Apple Warns of UK's Potential 'Privacy Veto'

by Mayniaga

Proposed amendments to existing laws could prevent the UK Home Office from releasing updates in other countries, withholding information from the public.

The government aims to revise the Investigatory Powers Act (IPA) 2016, balancing support for privacy-focused tech with the necessity to ensure national security.

However, it asserted that such advancements must not compromise public safety. The government's commitment to balancing privacy and security will be debated in the House of Lords.

The Home Office emphasized its backing for technological innovation and private, secure communication technologies, including end-to-end encryption.

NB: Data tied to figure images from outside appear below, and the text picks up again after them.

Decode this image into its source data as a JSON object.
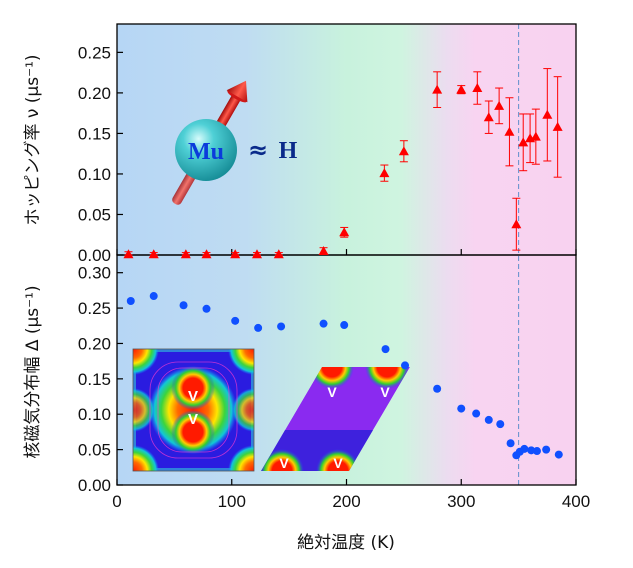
{
  "chart_data": [
    {
      "type": "scatter",
      "panel": "top",
      "ylabel": "ホッピング率 ν (μs⁻¹)",
      "ylim": [
        0,
        0.285
      ],
      "yticks": [
        "0.00",
        "0.05",
        "0.10",
        "0.15",
        "0.20",
        "0.25"
      ],
      "marker": "triangle",
      "color": "#ff0000",
      "points": [
        {
          "x": 10,
          "y": 0.001,
          "err": 0.003
        },
        {
          "x": 32,
          "y": 0.001,
          "err": 0.002
        },
        {
          "x": 60,
          "y": 0.001,
          "err": 0.002
        },
        {
          "x": 78,
          "y": 0.001,
          "err": 0.002
        },
        {
          "x": 103,
          "y": 0.001,
          "err": 0.002
        },
        {
          "x": 122,
          "y": 0.001,
          "err": 0.002
        },
        {
          "x": 141,
          "y": 0.001,
          "err": 0.002
        },
        {
          "x": 180,
          "y": 0.005,
          "err": 0.004
        },
        {
          "x": 198,
          "y": 0.028,
          "err": 0.006
        },
        {
          "x": 233,
          "y": 0.101,
          "err": 0.01
        },
        {
          "x": 250,
          "y": 0.128,
          "err": 0.013
        },
        {
          "x": 279,
          "y": 0.204,
          "err": 0.022
        },
        {
          "x": 300,
          "y": 0.204,
          "err": 0.005
        },
        {
          "x": 314,
          "y": 0.206,
          "err": 0.02
        },
        {
          "x": 324,
          "y": 0.17,
          "err": 0.02
        },
        {
          "x": 333,
          "y": 0.184,
          "err": 0.022
        },
        {
          "x": 342,
          "y": 0.152,
          "err": 0.042
        },
        {
          "x": 348,
          "y": 0.038,
          "err": 0.032
        },
        {
          "x": 354,
          "y": 0.139,
          "err": 0.035
        },
        {
          "x": 360,
          "y": 0.144,
          "err": 0.03
        },
        {
          "x": 365,
          "y": 0.146,
          "err": 0.034
        },
        {
          "x": 375,
          "y": 0.173,
          "err": 0.057
        },
        {
          "x": 384,
          "y": 0.158,
          "err": 0.062
        }
      ]
    },
    {
      "type": "scatter",
      "panel": "bottom",
      "ylabel": "核磁気分布幅 Δ (μs⁻¹)",
      "xlabel": "絶対温度 (K)",
      "xlim": [
        0,
        400
      ],
      "xticks": [
        "0",
        "100",
        "200",
        "300",
        "400"
      ],
      "ylim": [
        0,
        0.325
      ],
      "yticks": [
        "0.00",
        "0.05",
        "0.10",
        "0.15",
        "0.20",
        "0.25",
        "0.30"
      ],
      "marker": "circle",
      "color": "#1050ff",
      "points": [
        {
          "x": 12,
          "y": 0.26
        },
        {
          "x": 32,
          "y": 0.267
        },
        {
          "x": 58,
          "y": 0.254
        },
        {
          "x": 78,
          "y": 0.249
        },
        {
          "x": 103,
          "y": 0.232
        },
        {
          "x": 123,
          "y": 0.222
        },
        {
          "x": 143,
          "y": 0.224
        },
        {
          "x": 180,
          "y": 0.228
        },
        {
          "x": 198,
          "y": 0.226
        },
        {
          "x": 234,
          "y": 0.192
        },
        {
          "x": 251,
          "y": 0.169
        },
        {
          "x": 279,
          "y": 0.136
        },
        {
          "x": 300,
          "y": 0.108
        },
        {
          "x": 313,
          "y": 0.101
        },
        {
          "x": 324,
          "y": 0.092
        },
        {
          "x": 334,
          "y": 0.086
        },
        {
          "x": 343,
          "y": 0.059
        },
        {
          "x": 348,
          "y": 0.042
        },
        {
          "x": 351,
          "y": 0.047
        },
        {
          "x": 355,
          "y": 0.051
        },
        {
          "x": 361,
          "y": 0.049
        },
        {
          "x": 366,
          "y": 0.048
        },
        {
          "x": 374,
          "y": 0.05
        },
        {
          "x": 385,
          "y": 0.043
        }
      ]
    }
  ],
  "transition_line_x": 350,
  "inset": {
    "mu_label": "Mu",
    "approx_label": "≈",
    "h_label": "H",
    "vacancy_label": "V"
  },
  "colors": {
    "background_blue": "#b8d8f4",
    "background_green": "#c9f2dc",
    "background_pink": "#f8d4f0",
    "mu_sphere": "#2ebfc7",
    "mu_text": "#0b3bdb",
    "h_text": "#0a2a8a",
    "arrow": "#e0201c",
    "dashed_line": "#6a9ad0"
  }
}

The tech giant warned that if enacted, the UK government could globally prevent new user protections, jeopardizing privacy and security.

Apple expressed deep concern over the proposed IPA amendments, calling them an "unprecedented overreach."

The existing Investigatory Powers Act, criticized as a "snoopers charter," faces scrutiny with concerns about potential infringements on privacy and security.

The Home Office stressed the importance of decisions on lawful access being made by democratically accountable entities, approved by Parliament.

They expressed worry that the proposed changes could force technology companies to inform the government about security or privacy improvements, effectively turning private companies into extensions of the surveillance state.

Civil liberties groups, including Big Brother Watch, Liberty, Open Rights Group, and Privacy International, jointly opposed parts of the bill.